The real issue is not that the pavement cracked, but that both roadways sit atop a sizeable landslide. A simple rebuild would remain vulnerable unless the slide is somehow mitigated. Simply excavating to the depth of the slide, refilling it and reconstructing the road would provide no guarantee against reoccurrence.
Moving the road to an entirely new location would be impractical and cost-prohibitive and would take years to complete. The planALDOT is pursuing will permanently address the slide area, making U.S. 231 safe for motorists, and do so within a relatively brief timeframe, considering the magnitude of the problem. ALDOT’s plan focuses on addressing the roughly 1,000feet of affected roadway, whereas rerouting the road would require new construction of possibly miles of roadway. That would involve time-consuming surveying and plotting of a new route, acquiring right of way, and obtaining environmental approvals, all before design and construction could even begin.
Engineers considered realigning the roadways through the slide area to place both in an area where the colluvial layer is shallower, meaning bedrock is nearer to the surface. This plan was not pursued for several reasons. Despite the shallower colluvium, the area of the proposed alignment (around the current site of the northbound roadway) was nevertheless heavily impacted by the recent slide activity and would remain susceptible to future movement. This approach would still have required construction of deep-foundation structures to mitigate the slide, and would have also involved blasting and/or drilling of a nearby rock bluff, potential impacts to residences in the area, and time-consuming construction of additional roadway and retaining walls (in addition to any walls constructed to retain the slide) to reconnect to the existing roadways.
For many, the most efficient routes using strictly state-maintained roads are the detour routes already established. However, depending on your base and destination, you may find another alternate route that is better suited to your needs. Please be aware that using local roads as shortcuts is discouraged and can increase your delays due to the high volume of traffic on the official detour routes, particularly at peak travel times. Commercial traffic is restricted from using non-state routes, including the passenger detour on Union Hill Road.ALDOT entered an agreement with Morgan County to allow use of Union Hill Road as part of the official passenger detour only.

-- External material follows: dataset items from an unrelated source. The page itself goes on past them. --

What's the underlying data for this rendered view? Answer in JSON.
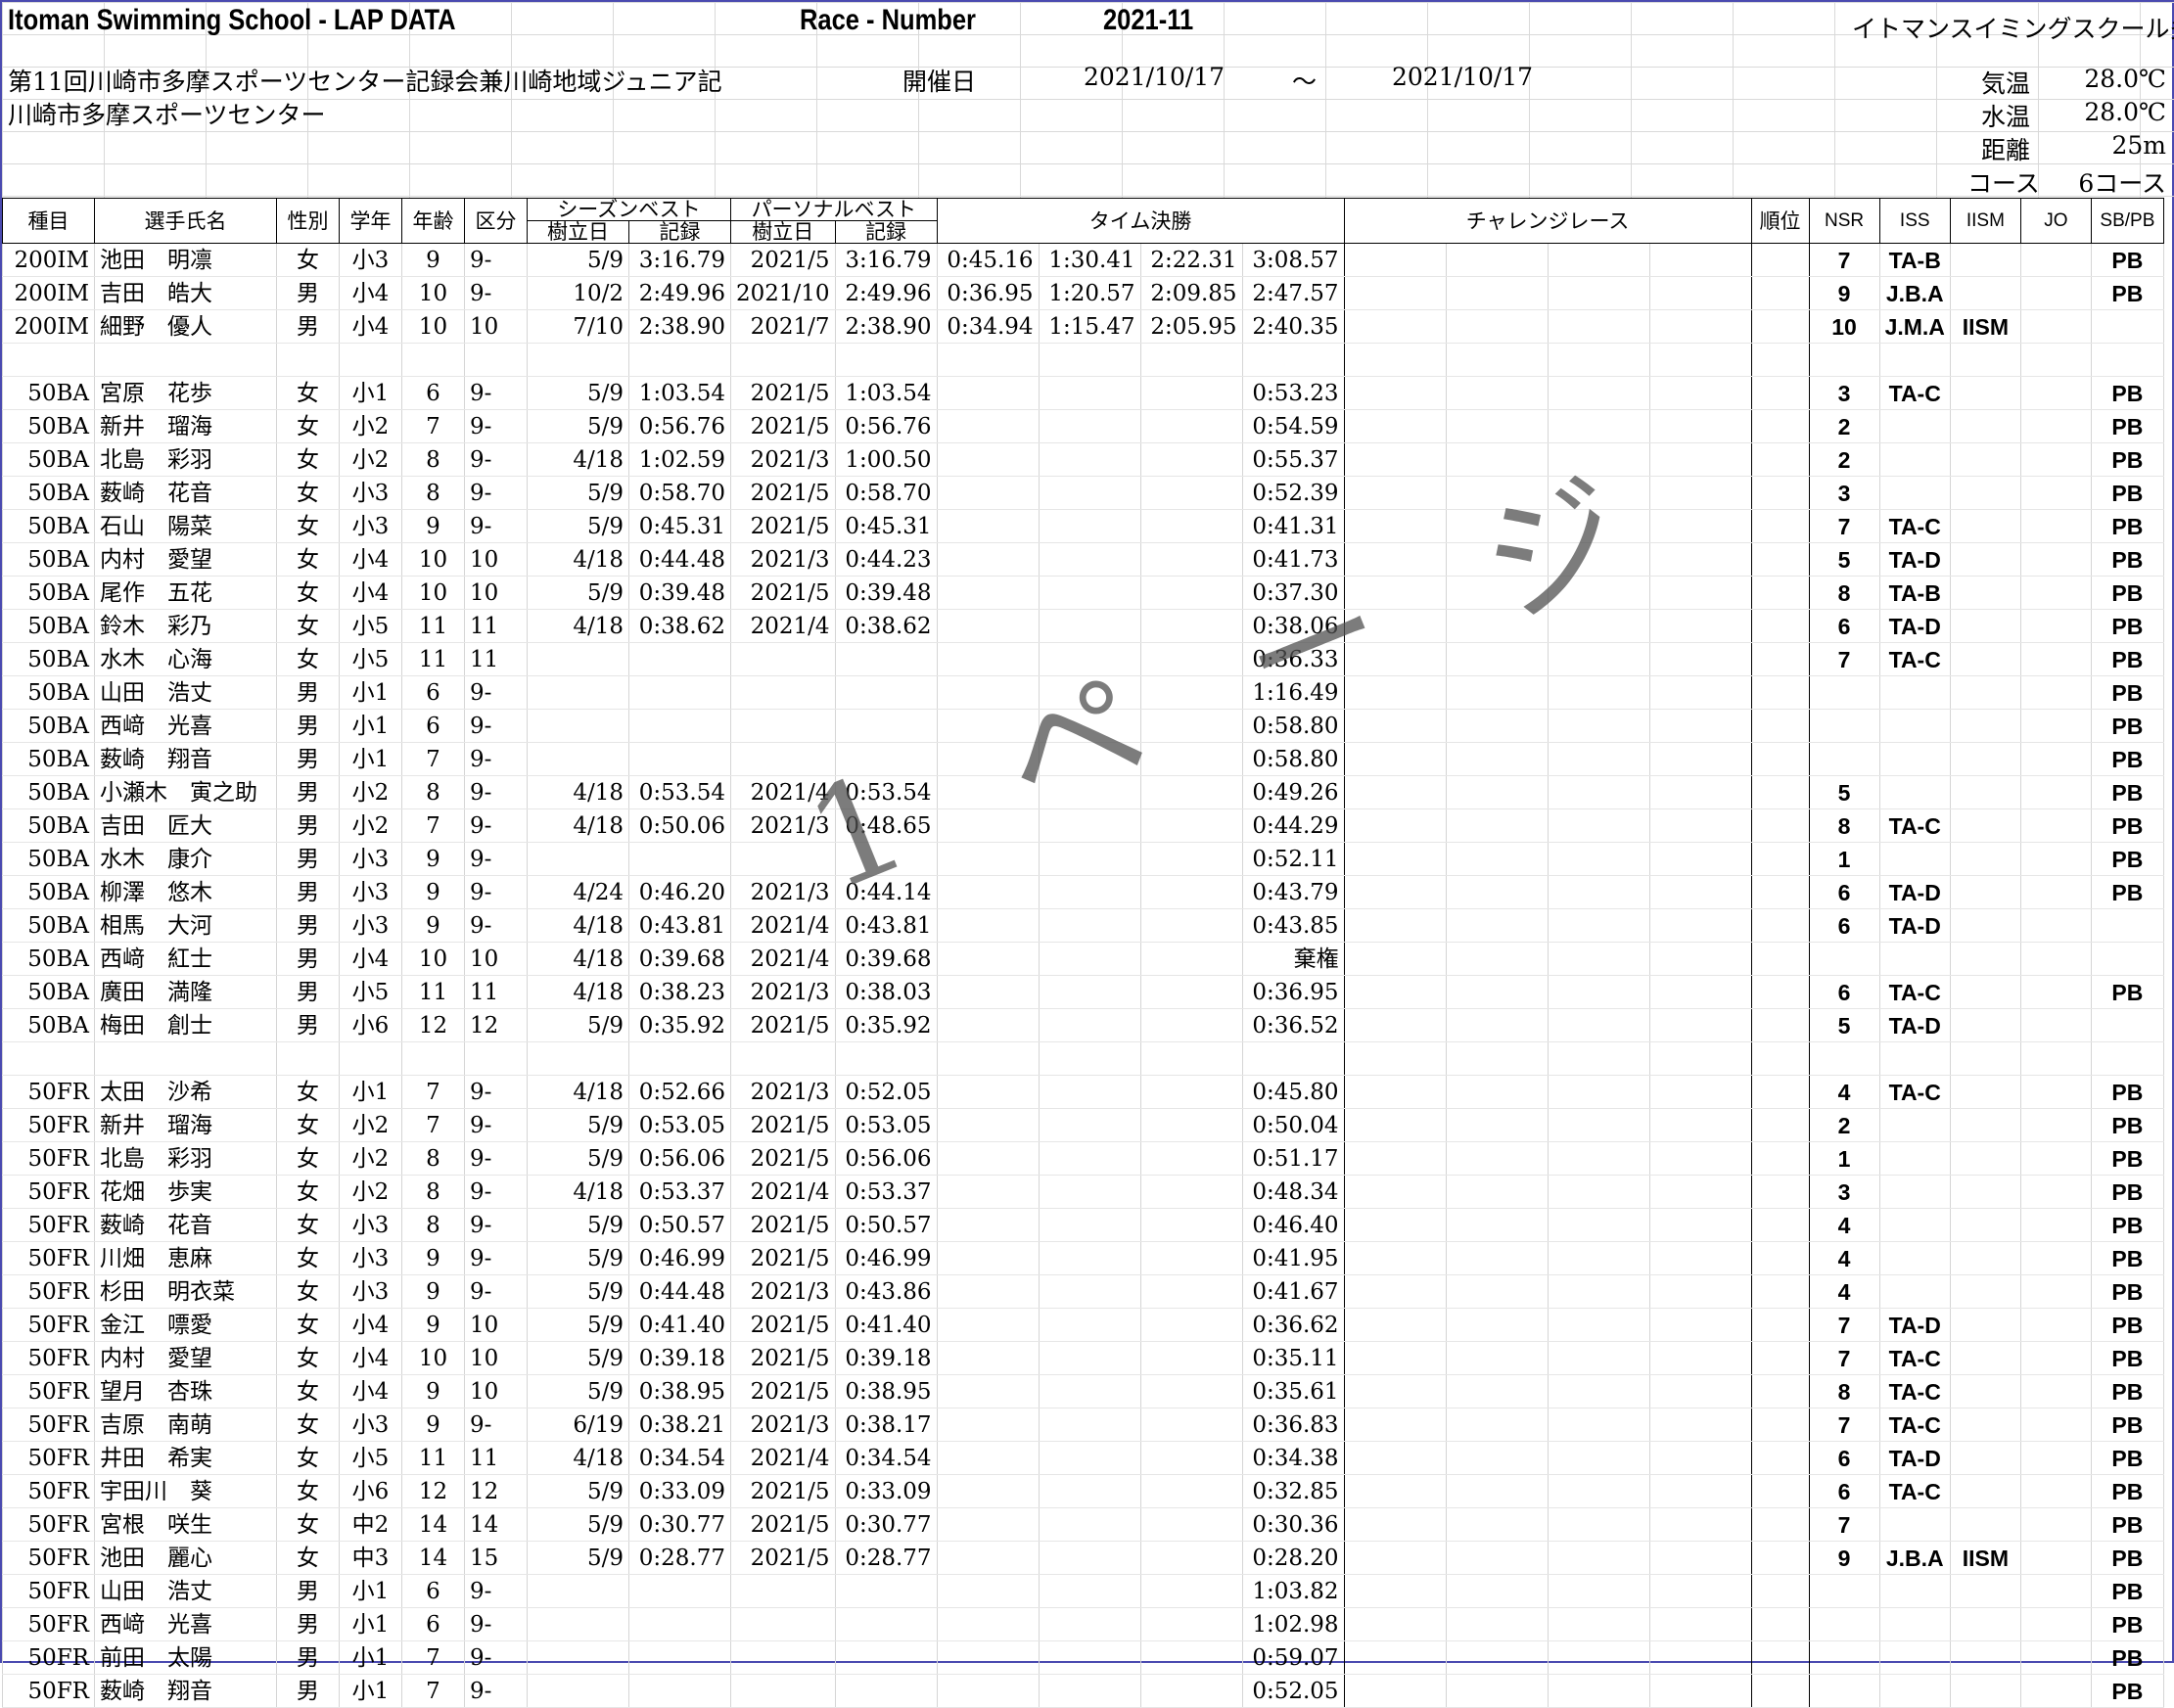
{
  "header": {
    "title": "Itoman Swimming School - LAP DATA",
    "race_number_label": "Race - Number",
    "period": "2021-11",
    "school": "イトマンスイミングスクール多摩校",
    "meet_name": "第11回川崎市多摩スポーツセンター記録会兼川崎地域ジュニア記",
    "venue": "川崎市多摩スポーツセンター",
    "date_label": "開催日",
    "date_from": "2021/10/17",
    "date_sep": "～",
    "date_to": "2021/10/17",
    "air_temp_label": "気温",
    "air_temp": "28.0℃",
    "water_temp_label": "水温",
    "water_temp": "28.0℃",
    "distance_label": "距離",
    "distance": "25m",
    "course_label": "コース",
    "course": "6コース"
  },
  "columns": {
    "event": "種目",
    "name": "選手氏名",
    "sex": "性別",
    "grade": "学年",
    "age": "年齢",
    "division": "区分",
    "season_best": "シーズンベスト",
    "personal_best": "パーソナルベスト",
    "set_date": "樹立日",
    "record": "記録",
    "time_final": "タイム決勝",
    "challenge": "チャレンジレース",
    "rank": "順位",
    "nsr": "NSR",
    "iss": "ISS",
    "iism": "IISM",
    "jo": "JO",
    "sbpb": "SB/PB"
  },
  "watermark": "1 ペ ー ジ",
  "rows": [
    [
      "200IM",
      "池田　明凛",
      "女",
      "小3",
      "9",
      "9-",
      "5/9",
      "3:16.79",
      "2021/5",
      "3:16.79",
      "0:45.16",
      "1:30.41",
      "2:22.31",
      "3:08.57",
      "7",
      "TA-B",
      "",
      "",
      "PB"
    ],
    [
      "200IM",
      "吉田　皓大",
      "男",
      "小4",
      "10",
      "9-",
      "10/2",
      "2:49.96",
      "2021/10",
      "2:49.96",
      "0:36.95",
      "1:20.57",
      "2:09.85",
      "2:47.57",
      "9",
      "J.B.A",
      "",
      "",
      "PB"
    ],
    [
      "200IM",
      "細野　優人",
      "男",
      "小4",
      "10",
      "10",
      "7/10",
      "2:38.90",
      "2021/7",
      "2:38.90",
      "0:34.94",
      "1:15.47",
      "2:05.95",
      "2:40.35",
      "10",
      "J.M.A",
      "IISM",
      "",
      ""
    ],
    [
      "",
      "",
      "",
      "",
      "",
      "",
      "",
      "",
      "",
      "",
      "",
      "",
      "",
      "",
      "",
      "",
      "",
      "",
      ""
    ],
    [
      "50BA",
      "宮原　花歩",
      "女",
      "小1",
      "6",
      "9-",
      "5/9",
      "1:03.54",
      "2021/5",
      "1:03.54",
      "",
      "",
      "",
      "0:53.23",
      "3",
      "TA-C",
      "",
      "",
      "PB"
    ],
    [
      "50BA",
      "新井　瑠海",
      "女",
      "小2",
      "7",
      "9-",
      "5/9",
      "0:56.76",
      "2021/5",
      "0:56.76",
      "",
      "",
      "",
      "0:54.59",
      "2",
      "",
      "",
      "",
      "PB"
    ],
    [
      "50BA",
      "北島　彩羽",
      "女",
      "小2",
      "8",
      "9-",
      "4/18",
      "1:02.59",
      "2021/3",
      "1:00.50",
      "",
      "",
      "",
      "0:55.37",
      "2",
      "",
      "",
      "",
      "PB"
    ],
    [
      "50BA",
      "薮崎　花音",
      "女",
      "小3",
      "8",
      "9-",
      "5/9",
      "0:58.70",
      "2021/5",
      "0:58.70",
      "",
      "",
      "",
      "0:52.39",
      "3",
      "",
      "",
      "",
      "PB"
    ],
    [
      "50BA",
      "石山　陽菜",
      "女",
      "小3",
      "9",
      "9-",
      "5/9",
      "0:45.31",
      "2021/5",
      "0:45.31",
      "",
      "",
      "",
      "0:41.31",
      "7",
      "TA-C",
      "",
      "",
      "PB"
    ],
    [
      "50BA",
      "内村　愛望",
      "女",
      "小4",
      "10",
      "10",
      "4/18",
      "0:44.48",
      "2021/3",
      "0:44.23",
      "",
      "",
      "",
      "0:41.73",
      "5",
      "TA-D",
      "",
      "",
      "PB"
    ],
    [
      "50BA",
      "尾作　五花",
      "女",
      "小4",
      "10",
      "10",
      "5/9",
      "0:39.48",
      "2021/5",
      "0:39.48",
      "",
      "",
      "",
      "0:37.30",
      "8",
      "TA-B",
      "",
      "",
      "PB"
    ],
    [
      "50BA",
      "鈴木　彩乃",
      "女",
      "小5",
      "11",
      "11",
      "4/18",
      "0:38.62",
      "2021/4",
      "0:38.62",
      "",
      "",
      "",
      "0:38.06",
      "6",
      "TA-D",
      "",
      "",
      "PB"
    ],
    [
      "50BA",
      "水木　心海",
      "女",
      "小5",
      "11",
      "11",
      "",
      "",
      "",
      "",
      "",
      "",
      "",
      "0:36.33",
      "7",
      "TA-C",
      "",
      "",
      "PB"
    ],
    [
      "50BA",
      "山田　浩丈",
      "男",
      "小1",
      "6",
      "9-",
      "",
      "",
      "",
      "",
      "",
      "",
      "",
      "1:16.49",
      "",
      "",
      "",
      "",
      "PB"
    ],
    [
      "50BA",
      "西﨑　光喜",
      "男",
      "小1",
      "6",
      "9-",
      "",
      "",
      "",
      "",
      "",
      "",
      "",
      "0:58.80",
      "",
      "",
      "",
      "",
      "PB"
    ],
    [
      "50BA",
      "薮崎　翔音",
      "男",
      "小1",
      "7",
      "9-",
      "",
      "",
      "",
      "",
      "",
      "",
      "",
      "0:58.80",
      "",
      "",
      "",
      "",
      "PB"
    ],
    [
      "50BA",
      "小瀬木　寅之助",
      "男",
      "小2",
      "8",
      "9-",
      "4/18",
      "0:53.54",
      "2021/4",
      "0:53.54",
      "",
      "",
      "",
      "0:49.26",
      "5",
      "",
      "",
      "",
      "PB"
    ],
    [
      "50BA",
      "吉田　匠大",
      "男",
      "小2",
      "7",
      "9-",
      "4/18",
      "0:50.06",
      "2021/3",
      "0:48.65",
      "",
      "",
      "",
      "0:44.29",
      "8",
      "TA-C",
      "",
      "",
      "PB"
    ],
    [
      "50BA",
      "水木　康介",
      "男",
      "小3",
      "9",
      "9-",
      "",
      "",
      "",
      "",
      "",
      "",
      "",
      "0:52.11",
      "1",
      "",
      "",
      "",
      "PB"
    ],
    [
      "50BA",
      "柳澤　悠木",
      "男",
      "小3",
      "9",
      "9-",
      "4/24",
      "0:46.20",
      "2021/3",
      "0:44.14",
      "",
      "",
      "",
      "0:43.79",
      "6",
      "TA-D",
      "",
      "",
      "PB"
    ],
    [
      "50BA",
      "相馬　大河",
      "男",
      "小3",
      "9",
      "9-",
      "4/18",
      "0:43.81",
      "2021/4",
      "0:43.81",
      "",
      "",
      "",
      "0:43.85",
      "6",
      "TA-D",
      "",
      "",
      ""
    ],
    [
      "50BA",
      "西﨑　紅士",
      "男",
      "小4",
      "10",
      "10",
      "4/18",
      "0:39.68",
      "2021/4",
      "0:39.68",
      "",
      "",
      "",
      "棄権",
      "",
      "",
      "",
      "",
      ""
    ],
    [
      "50BA",
      "廣田　満隆",
      "男",
      "小5",
      "11",
      "11",
      "4/18",
      "0:38.23",
      "2021/3",
      "0:38.03",
      "",
      "",
      "",
      "0:36.95",
      "6",
      "TA-C",
      "",
      "",
      "PB"
    ],
    [
      "50BA",
      "梅田　創士",
      "男",
      "小6",
      "12",
      "12",
      "5/9",
      "0:35.92",
      "2021/5",
      "0:35.92",
      "",
      "",
      "",
      "0:36.52",
      "5",
      "TA-D",
      "",
      "",
      ""
    ],
    [
      "",
      "",
      "",
      "",
      "",
      "",
      "",
      "",
      "",
      "",
      "",
      "",
      "",
      "",
      "",
      "",
      "",
      "",
      ""
    ],
    [
      "50FR",
      "太田　沙希",
      "女",
      "小1",
      "7",
      "9-",
      "4/18",
      "0:52.66",
      "2021/3",
      "0:52.05",
      "",
      "",
      "",
      "0:45.80",
      "4",
      "TA-C",
      "",
      "",
      "PB"
    ],
    [
      "50FR",
      "新井　瑠海",
      "女",
      "小2",
      "7",
      "9-",
      "5/9",
      "0:53.05",
      "2021/5",
      "0:53.05",
      "",
      "",
      "",
      "0:50.04",
      "2",
      "",
      "",
      "",
      "PB"
    ],
    [
      "50FR",
      "北島　彩羽",
      "女",
      "小2",
      "8",
      "9-",
      "5/9",
      "0:56.06",
      "2021/5",
      "0:56.06",
      "",
      "",
      "",
      "0:51.17",
      "1",
      "",
      "",
      "",
      "PB"
    ],
    [
      "50FR",
      "花畑　歩実",
      "女",
      "小2",
      "8",
      "9-",
      "4/18",
      "0:53.37",
      "2021/4",
      "0:53.37",
      "",
      "",
      "",
      "0:48.34",
      "3",
      "",
      "",
      "",
      "PB"
    ],
    [
      "50FR",
      "薮崎　花音",
      "女",
      "小3",
      "8",
      "9-",
      "5/9",
      "0:50.57",
      "2021/5",
      "0:50.57",
      "",
      "",
      "",
      "0:46.40",
      "4",
      "",
      "",
      "",
      "PB"
    ],
    [
      "50FR",
      "川畑　恵麻",
      "女",
      "小3",
      "9",
      "9-",
      "5/9",
      "0:46.99",
      "2021/5",
      "0:46.99",
      "",
      "",
      "",
      "0:41.95",
      "4",
      "",
      "",
      "",
      "PB"
    ],
    [
      "50FR",
      "杉田　明衣菜",
      "女",
      "小3",
      "9",
      "9-",
      "5/9",
      "0:44.48",
      "2021/3",
      "0:43.86",
      "",
      "",
      "",
      "0:41.67",
      "4",
      "",
      "",
      "",
      "PB"
    ],
    [
      "50FR",
      "金江　嘌愛",
      "女",
      "小4",
      "9",
      "10",
      "5/9",
      "0:41.40",
      "2021/5",
      "0:41.40",
      "",
      "",
      "",
      "0:36.62",
      "7",
      "TA-D",
      "",
      "",
      "PB"
    ],
    [
      "50FR",
      "内村　愛望",
      "女",
      "小4",
      "10",
      "10",
      "5/9",
      "0:39.18",
      "2021/5",
      "0:39.18",
      "",
      "",
      "",
      "0:35.11",
      "7",
      "TA-C",
      "",
      "",
      "PB"
    ],
    [
      "50FR",
      "望月　杏珠",
      "女",
      "小4",
      "9",
      "10",
      "5/9",
      "0:38.95",
      "2021/5",
      "0:38.95",
      "",
      "",
      "",
      "0:35.61",
      "8",
      "TA-C",
      "",
      "",
      "PB"
    ],
    [
      "50FR",
      "吉原　南萌",
      "女",
      "小3",
      "9",
      "9-",
      "6/19",
      "0:38.21",
      "2021/3",
      "0:38.17",
      "",
      "",
      "",
      "0:36.83",
      "7",
      "TA-C",
      "",
      "",
      "PB"
    ],
    [
      "50FR",
      "井田　希実",
      "女",
      "小5",
      "11",
      "11",
      "4/18",
      "0:34.54",
      "2021/4",
      "0:34.54",
      "",
      "",
      "",
      "0:34.38",
      "6",
      "TA-D",
      "",
      "",
      "PB"
    ],
    [
      "50FR",
      "宇田川　葵",
      "女",
      "小6",
      "12",
      "12",
      "5/9",
      "0:33.09",
      "2021/5",
      "0:33.09",
      "",
      "",
      "",
      "0:32.85",
      "6",
      "TA-C",
      "",
      "",
      "PB"
    ],
    [
      "50FR",
      "宮根　咲生",
      "女",
      "中2",
      "14",
      "14",
      "5/9",
      "0:30.77",
      "2021/5",
      "0:30.77",
      "",
      "",
      "",
      "0:30.36",
      "7",
      "",
      "",
      "",
      "PB"
    ],
    [
      "50FR",
      "池田　麗心",
      "女",
      "中3",
      "14",
      "15",
      "5/9",
      "0:28.77",
      "2021/5",
      "0:28.77",
      "",
      "",
      "",
      "0:28.20",
      "9",
      "J.B.A",
      "IISM",
      "",
      "PB"
    ],
    [
      "50FR",
      "山田　浩丈",
      "男",
      "小1",
      "6",
      "9-",
      "",
      "",
      "",
      "",
      "",
      "",
      "",
      "1:03.82",
      "",
      "",
      "",
      "",
      "PB"
    ],
    [
      "50FR",
      "西﨑　光喜",
      "男",
      "小1",
      "6",
      "9-",
      "",
      "",
      "",
      "",
      "",
      "",
      "",
      "1:02.98",
      "",
      "",
      "",
      "",
      "PB"
    ],
    [
      "50FR",
      "前田　太陽",
      "男",
      "小1",
      "7",
      "9-",
      "",
      "",
      "",
      "",
      "",
      "",
      "",
      "0:59.07",
      "",
      "",
      "",
      "",
      "PB"
    ],
    [
      "50FR",
      "薮崎　翔音",
      "男",
      "小1",
      "7",
      "9-",
      "",
      "",
      "",
      "",
      "",
      "",
      "",
      "0:52.05",
      "",
      "",
      "",
      "",
      "PB"
    ]
  ]
}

To improve traffic flow, ALDOT has made various improvements on the detour routes, including installation of temporary and semi-permanent signals, striping, reflectors, widening turn radii, and major adjustments to timing and functionality of permanent signals. ALDOT engineers and traffic engineering consultants continue to study traffic flow on the detour to identify issues and potential improvements. However, the two-lane roads composing the detour routes are carrying substantially higher traffic volume than normal, and their inherent capacity limitations cannot be completely overcome with temporary measures. Please expect delays and plan additional travel time. Motorists are also asked to remain mindful of speed limits and school zones along the detour routes. Law enforcement agencies are working to ensure the safety of motorists by monitoring detour routes for speeding and aggressive driving.